LIII. - Les députés envoyés de Samos avec Peisandros arrivèrent à Athènes. Ils parlèrent devant l'Assemblée du peuple. Leur principale conclusion fut qu'en rappelant Alcibiade et en renonçant au régime démocratique, on pouvait obtenir l'alliance du Roi et triompher des Péloponnésiens. Plusieurs orateurs s'exprimèrent en faveur de la démocratie et les ennemis d'Alcibiade se mirent à jeter les hauts cris, protestant contre le retour d'un homme qui avait violé les lois. Les Eumolpides et les Kérykes[231] (les Hérauts) rappelaient l'affaire des Mystères, qui l'avait fait exiler et invoquaient les Dieux pour refuser son rappel. Peisandros monta à la tribune pour répondre aux opposants et aux mécontents. Il fait citer tous les adversaires de cette mesure et demande à chacun d'eux quel salut il escomptait pour la ville, quand les Péloponnésiens avaient autant de vaisseaux qu'Athènes sur mer et plus d'alliés ; quand ils recevaient des subsides du Roi et de Tissaphernès et qu'eux-mêmes n'en avaient plus, à moins qu'on ne décidât le Roi à passer dans leur parti. Cette question leur ferma la bouche ; il leur déclara alors sans détours : « Il est impossible de nous en tirer, si nous n'adoptons un régime plus modéré et si nous ne remettons pas le pouvoir aux mains d'une minorité, qui inspirera confiance au Roi. Pour l'instant ce n'est pas sur la constitution, mais sur notre salut qu'il nous faut délibérer. D'ailleurs, par la suite, nous pourrons changer de régime, si nous trouvons à redire au nôtre. Rappelons donc Alcibiade, le seul homme capable d'exécuter ce projet. »

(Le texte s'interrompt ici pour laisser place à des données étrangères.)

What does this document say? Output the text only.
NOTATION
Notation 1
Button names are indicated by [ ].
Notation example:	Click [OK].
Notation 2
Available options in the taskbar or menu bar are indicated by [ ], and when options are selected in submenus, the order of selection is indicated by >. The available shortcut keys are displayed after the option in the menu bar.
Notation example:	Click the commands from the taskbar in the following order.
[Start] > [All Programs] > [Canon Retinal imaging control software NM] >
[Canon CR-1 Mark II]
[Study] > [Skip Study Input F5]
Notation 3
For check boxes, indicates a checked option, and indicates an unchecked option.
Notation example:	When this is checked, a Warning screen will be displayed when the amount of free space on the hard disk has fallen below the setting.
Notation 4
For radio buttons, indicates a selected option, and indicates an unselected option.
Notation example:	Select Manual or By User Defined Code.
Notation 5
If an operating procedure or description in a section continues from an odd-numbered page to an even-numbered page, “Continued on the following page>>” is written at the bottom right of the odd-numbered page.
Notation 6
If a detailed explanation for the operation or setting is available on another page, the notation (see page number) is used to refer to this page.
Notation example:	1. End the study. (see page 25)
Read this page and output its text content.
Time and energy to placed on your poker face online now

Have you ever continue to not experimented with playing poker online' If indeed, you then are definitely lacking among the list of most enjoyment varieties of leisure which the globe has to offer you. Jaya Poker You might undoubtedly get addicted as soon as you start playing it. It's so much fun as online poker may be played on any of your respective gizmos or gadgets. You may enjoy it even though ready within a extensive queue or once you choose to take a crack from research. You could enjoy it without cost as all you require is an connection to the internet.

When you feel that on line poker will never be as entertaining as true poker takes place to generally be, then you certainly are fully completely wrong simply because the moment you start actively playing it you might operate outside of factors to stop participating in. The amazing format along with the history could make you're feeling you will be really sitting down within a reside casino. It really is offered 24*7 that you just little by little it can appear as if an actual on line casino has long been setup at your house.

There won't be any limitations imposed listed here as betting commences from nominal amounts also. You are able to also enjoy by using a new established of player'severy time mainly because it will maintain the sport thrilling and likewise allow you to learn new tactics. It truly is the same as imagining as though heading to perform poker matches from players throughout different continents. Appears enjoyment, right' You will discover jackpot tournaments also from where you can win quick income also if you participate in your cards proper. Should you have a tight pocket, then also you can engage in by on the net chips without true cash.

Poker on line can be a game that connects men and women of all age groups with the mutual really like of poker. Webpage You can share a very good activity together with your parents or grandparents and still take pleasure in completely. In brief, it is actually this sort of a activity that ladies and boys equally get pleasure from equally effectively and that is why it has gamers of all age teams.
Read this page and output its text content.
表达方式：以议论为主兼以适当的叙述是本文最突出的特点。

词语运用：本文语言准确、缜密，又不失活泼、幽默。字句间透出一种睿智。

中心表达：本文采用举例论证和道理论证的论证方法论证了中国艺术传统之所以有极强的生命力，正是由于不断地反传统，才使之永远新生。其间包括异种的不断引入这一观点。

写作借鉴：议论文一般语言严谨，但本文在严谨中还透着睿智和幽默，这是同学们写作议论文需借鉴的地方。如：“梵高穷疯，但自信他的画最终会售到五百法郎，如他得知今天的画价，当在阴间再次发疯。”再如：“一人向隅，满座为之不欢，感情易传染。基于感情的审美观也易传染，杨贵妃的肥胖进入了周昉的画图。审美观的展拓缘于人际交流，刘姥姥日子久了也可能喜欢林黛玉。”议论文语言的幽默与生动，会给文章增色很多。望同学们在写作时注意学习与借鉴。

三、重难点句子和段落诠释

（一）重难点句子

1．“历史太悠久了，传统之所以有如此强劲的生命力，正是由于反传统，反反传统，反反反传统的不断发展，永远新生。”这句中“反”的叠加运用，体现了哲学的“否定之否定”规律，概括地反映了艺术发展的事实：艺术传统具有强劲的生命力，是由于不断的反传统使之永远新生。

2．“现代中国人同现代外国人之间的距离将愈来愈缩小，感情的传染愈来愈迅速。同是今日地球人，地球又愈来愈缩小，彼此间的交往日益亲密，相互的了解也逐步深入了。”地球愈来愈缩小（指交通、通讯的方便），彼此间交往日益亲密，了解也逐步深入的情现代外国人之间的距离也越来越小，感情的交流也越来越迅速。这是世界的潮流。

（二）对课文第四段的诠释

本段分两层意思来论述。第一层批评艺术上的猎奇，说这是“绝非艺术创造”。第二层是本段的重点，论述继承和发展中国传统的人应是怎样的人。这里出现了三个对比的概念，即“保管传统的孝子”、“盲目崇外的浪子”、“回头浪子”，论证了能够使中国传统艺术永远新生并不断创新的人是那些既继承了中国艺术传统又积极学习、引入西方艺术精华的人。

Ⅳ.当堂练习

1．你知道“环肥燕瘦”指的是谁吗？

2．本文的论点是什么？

LIV. - Le peuple n'entendit pas d'abord sans vif déplaisir parler de l'oligarchie. Mais Peisandros lui remontra clairement qu'il n'y avait pas d'autre salut. Alors la crainte et l'espoir qu'on pourrait modifier plus tard le régime le firent céder. On décréta que Peisandros accompagné de dix commissaires se rendrait auprès de Tissaphernès et d'Alcibiade et prendrait avec eux toutes les mesures convenables. Comme Peisandros avait dénoncé la conduite de Phrynikhos, le peuple releva ce dernier de son commandement ainsi que son collègue Skirônidès. On fit partir, pour les remplacer, Diomédôn et Léôn. Peisandros qui en voulait à Phrynikhos de faire obstacle aux partisans d'Alcibiade, l'accusait d'avoir livré Iasos et Amorgès. Par ailleurs, il alla trouver les sociétés secrètes auparavant organisées dans la ville pour se soutenir mutuellement devant les tribunaux et dans les élections[232]. Il leur recommanda de se grouper et de se concerter pour abolir le régime démocratique. Bref il prit, pour éviter tout retard, les dispositions que commandaient les circonstances. Puis avec les dix commissaires il s'embarqua pour se rendre auprès de Tissaphernès.
LV. - Le même
hiver Léôn et Diomédôn rejoignirent la flotte athénienne, puis dirigèrent
une attaque contre Rhodes. Ils trouvèrent les vaisseaux péloponnésiens tirés
à sec, opérèrent une descente et défirent une troupe rhodienne qui était
accourue ; ensuite ils revinrent à Khalkè, qu'ils prirent comme base de
leurs opérations de préférence à Kôs. La surveillance y était plus facile
à exercer, au cas où la flotte péloponnésienne lèverait l'ancre.
Le Laconien Xénophantidas
arriva à Rhodes. C'était Pédaritos qui de Khios l'avait envoyé. Il annonça
que les Athéniens avaient terminé la muraille et que, faute d'être secourus
par la flotte entière, les gens de Khios étaient perdus. On songea à les
secourir. Mais, sur ces entrefaites, Pédaritos se mit à la tête des
auxiliaires dont il disposait et de tous les gens de Khios disponibles et il
attaqua le retranchement élevé par les Athéniens pour défendre leur flotte.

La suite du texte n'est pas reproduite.